Since philosophy is just ideas, a change in who is considered a philosopher, and who is worthy of study, is going to alter the canon of thinkable thoughts, or of which thoughts it's important to think about. Du Châtelet, according to Janiak:

". . . argued in her book that the best philosophy of the day, the ideas associated with the German mathematician Leibniz, could be rendered compatible with the best physics of the day, the ideas associated with the English physicist Newton. Why is that significant? Because for decades, philosophers, mathematicians, and scientists throughout Europe had been convinced that the ideas of these two discoverers of the calculus were not compatible . . . Our narratives of philosophy's history in this period are impoverished if they fail to present her unique and fascinating contribution."

Beyond this kind of individual rejiggering of the philosophical landscape, though, does including women in the history of philosophy change what philosophy is? Is the gender of the philosopher a marginal curiosity—or is it more central?

Different Bodies, Different Thoughts

One philosopher who thought it was central was Luce Irigaray. Irigaray is a still-living French writer, which puts her career significantly later than the 1600-1800 focus of Project Vox. But she still seems relevant to the project. Luce Irigaray

Specifically, much of Irigaray's writing is devoted to arguing that difference, and particularly gender difference, matters. The title of one of her most famous books, This Sex Which Is Not One, from 1977, is typical of her slippery and complicated prose. The phrase "This sex which is not one" means that gender is not unitary; the male body is not the only body, nor the only model for all bodies. But beyond that, the title is a sexual pun, referring to the female genitalia, and the vaginal lips, which are divided—two, not one. The female body, for Irigaray, becomes a metaphor for the possibility of sexual difference and gendered difference. Women embody diversity.

Irigaray elaborates on the meaning of, and need for, diversity in a chapter titled, "When Our Lips Speak Together."

"If we keep on speaking the same language together, we're going to reproduce the same history. Begin the same old stories all over again. Don't you think so? Listen: All round us, men and women sound just the same. The same discussions, the same arguments, the same scenes. The same attractions and separations. The same difficulties, the same impossibility of making connections. The same . . . Same . . . Always the same.

If we keep on speaking sameness, if we speak to each other as men have been doing for centuries, as we have been taught to speak, we'll miss each other, fail ourselves."
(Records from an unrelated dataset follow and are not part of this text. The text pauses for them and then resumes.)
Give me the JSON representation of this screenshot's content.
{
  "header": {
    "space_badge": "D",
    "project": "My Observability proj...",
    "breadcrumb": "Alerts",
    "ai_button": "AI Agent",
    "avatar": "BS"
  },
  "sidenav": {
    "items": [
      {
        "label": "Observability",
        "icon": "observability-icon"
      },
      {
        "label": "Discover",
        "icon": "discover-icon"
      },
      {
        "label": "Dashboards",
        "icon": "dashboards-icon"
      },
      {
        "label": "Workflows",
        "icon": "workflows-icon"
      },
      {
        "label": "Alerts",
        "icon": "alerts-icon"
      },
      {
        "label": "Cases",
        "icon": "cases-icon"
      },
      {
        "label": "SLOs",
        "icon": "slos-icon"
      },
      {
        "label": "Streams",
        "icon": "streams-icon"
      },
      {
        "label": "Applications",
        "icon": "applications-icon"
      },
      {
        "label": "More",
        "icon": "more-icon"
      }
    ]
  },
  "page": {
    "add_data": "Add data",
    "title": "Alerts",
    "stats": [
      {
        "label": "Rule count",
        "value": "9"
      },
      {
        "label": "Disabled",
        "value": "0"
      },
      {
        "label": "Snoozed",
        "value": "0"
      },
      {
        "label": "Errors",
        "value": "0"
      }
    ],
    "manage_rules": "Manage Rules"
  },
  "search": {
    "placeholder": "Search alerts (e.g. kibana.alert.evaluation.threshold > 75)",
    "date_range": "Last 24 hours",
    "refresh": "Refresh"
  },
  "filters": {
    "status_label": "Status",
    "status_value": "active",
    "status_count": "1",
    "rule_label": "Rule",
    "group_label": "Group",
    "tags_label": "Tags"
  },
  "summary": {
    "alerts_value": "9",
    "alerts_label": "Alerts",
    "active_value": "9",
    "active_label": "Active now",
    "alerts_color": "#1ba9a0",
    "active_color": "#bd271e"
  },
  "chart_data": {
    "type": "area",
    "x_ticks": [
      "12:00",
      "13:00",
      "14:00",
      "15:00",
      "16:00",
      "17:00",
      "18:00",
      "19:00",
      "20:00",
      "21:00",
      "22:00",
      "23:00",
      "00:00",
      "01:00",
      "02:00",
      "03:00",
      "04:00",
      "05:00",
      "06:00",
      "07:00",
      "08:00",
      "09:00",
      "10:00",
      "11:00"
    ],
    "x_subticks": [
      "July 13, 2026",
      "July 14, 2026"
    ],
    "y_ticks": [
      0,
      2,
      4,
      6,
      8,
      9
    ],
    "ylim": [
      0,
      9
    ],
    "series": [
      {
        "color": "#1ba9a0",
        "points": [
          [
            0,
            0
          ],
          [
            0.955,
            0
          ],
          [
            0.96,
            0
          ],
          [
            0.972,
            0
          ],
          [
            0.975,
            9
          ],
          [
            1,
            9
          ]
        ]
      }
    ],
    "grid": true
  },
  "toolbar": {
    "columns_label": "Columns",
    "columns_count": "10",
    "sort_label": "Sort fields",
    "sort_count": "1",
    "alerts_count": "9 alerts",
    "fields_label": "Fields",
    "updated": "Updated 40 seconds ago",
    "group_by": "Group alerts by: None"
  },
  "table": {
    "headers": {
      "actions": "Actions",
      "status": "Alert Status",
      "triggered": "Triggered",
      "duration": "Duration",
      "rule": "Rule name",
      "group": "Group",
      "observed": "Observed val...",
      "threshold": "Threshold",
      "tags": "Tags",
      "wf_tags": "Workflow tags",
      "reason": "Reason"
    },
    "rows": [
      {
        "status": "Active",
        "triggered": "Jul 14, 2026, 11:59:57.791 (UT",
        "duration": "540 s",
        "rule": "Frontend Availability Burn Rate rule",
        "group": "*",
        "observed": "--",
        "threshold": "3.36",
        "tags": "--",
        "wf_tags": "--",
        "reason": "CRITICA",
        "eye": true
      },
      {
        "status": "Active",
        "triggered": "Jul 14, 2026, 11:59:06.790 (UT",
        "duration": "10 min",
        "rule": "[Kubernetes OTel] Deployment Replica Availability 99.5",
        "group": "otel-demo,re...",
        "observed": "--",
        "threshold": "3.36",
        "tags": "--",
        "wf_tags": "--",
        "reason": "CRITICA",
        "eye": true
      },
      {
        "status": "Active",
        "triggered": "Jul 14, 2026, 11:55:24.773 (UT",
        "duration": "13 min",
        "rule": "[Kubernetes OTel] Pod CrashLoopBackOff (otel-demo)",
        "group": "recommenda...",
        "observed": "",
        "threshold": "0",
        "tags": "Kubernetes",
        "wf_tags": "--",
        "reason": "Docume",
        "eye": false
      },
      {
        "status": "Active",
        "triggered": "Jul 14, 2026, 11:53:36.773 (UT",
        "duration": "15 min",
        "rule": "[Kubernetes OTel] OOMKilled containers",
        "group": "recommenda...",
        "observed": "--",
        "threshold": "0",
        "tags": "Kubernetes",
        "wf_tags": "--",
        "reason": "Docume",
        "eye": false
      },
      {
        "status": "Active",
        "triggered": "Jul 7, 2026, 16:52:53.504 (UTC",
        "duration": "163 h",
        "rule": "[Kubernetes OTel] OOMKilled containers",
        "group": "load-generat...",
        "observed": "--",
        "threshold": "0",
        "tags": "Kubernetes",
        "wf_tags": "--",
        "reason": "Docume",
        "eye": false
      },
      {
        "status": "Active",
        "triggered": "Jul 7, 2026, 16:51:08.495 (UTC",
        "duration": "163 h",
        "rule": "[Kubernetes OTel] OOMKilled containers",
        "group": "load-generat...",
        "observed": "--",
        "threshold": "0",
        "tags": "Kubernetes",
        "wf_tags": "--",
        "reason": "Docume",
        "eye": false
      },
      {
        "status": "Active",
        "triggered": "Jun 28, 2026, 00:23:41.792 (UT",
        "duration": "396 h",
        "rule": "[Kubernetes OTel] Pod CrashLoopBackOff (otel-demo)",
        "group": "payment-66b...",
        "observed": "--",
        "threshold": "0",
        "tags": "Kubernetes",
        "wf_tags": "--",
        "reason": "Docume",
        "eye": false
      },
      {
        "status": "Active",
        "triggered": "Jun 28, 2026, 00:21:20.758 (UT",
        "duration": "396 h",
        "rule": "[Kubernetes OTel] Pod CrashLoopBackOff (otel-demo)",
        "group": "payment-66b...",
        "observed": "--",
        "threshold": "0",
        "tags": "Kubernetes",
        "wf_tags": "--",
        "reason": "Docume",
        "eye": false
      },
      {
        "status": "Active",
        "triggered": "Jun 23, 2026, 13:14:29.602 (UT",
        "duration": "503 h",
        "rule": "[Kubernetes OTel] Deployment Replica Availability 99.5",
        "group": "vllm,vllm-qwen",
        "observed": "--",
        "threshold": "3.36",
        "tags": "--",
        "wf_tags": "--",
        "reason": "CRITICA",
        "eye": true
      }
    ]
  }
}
For Irigaray, the point of diversity is not to find a way to get more women to speak in the same way as men. Rather, for her diversity means difference—women, she says, need to speak differently to be true to themselves. Diversity of bodies is not sufficient without diversity of thought. Or rather, diversity of thought and diversity of bodies should be inseparable, because thoughts and bodies are wound together. Different lips speak differently.

Obviously, not all women (or for that matter, men) are going to find Irigaray's ideas appealing. In the U.S. in particular, feminist writing has been leery of the kind of gender essentialism with which Irigaray avidly flirts. But there's some evidence that Irigaray is right that including women in philosophy creates, or can create, different kinds of thinking. According to Janiak:

"To my knowledge, there are almost no men at all in our philosophical tradition who discussed gender, or the exclusion of women from philosophy, the sciences, the universities, etc. Men had no interest in such things. But women did, so early modern women philosophers very often discussed the injustice of gender-based social exclusions. That enriches our conversation, and it teaches students a part of history that they are probably unaware of."

Philosophy needs to include women because it's unjust to exclude people on the basis of gender. But it also needs to include women because what can be thought is in part, as Irigaray suggests, predicated on what kinds of bodies are allowed to think, or speak. In a male-only canon, gender, and gender discrimination, aren't important philosophical concepts.

By highlighting women philosophers, and making their writings easily available to a modern audience, Project Vox is changing what philosophy is, or can be. As Irigaray argues, when different bodies think, they change—or at least have the potential to change—what thought itself is.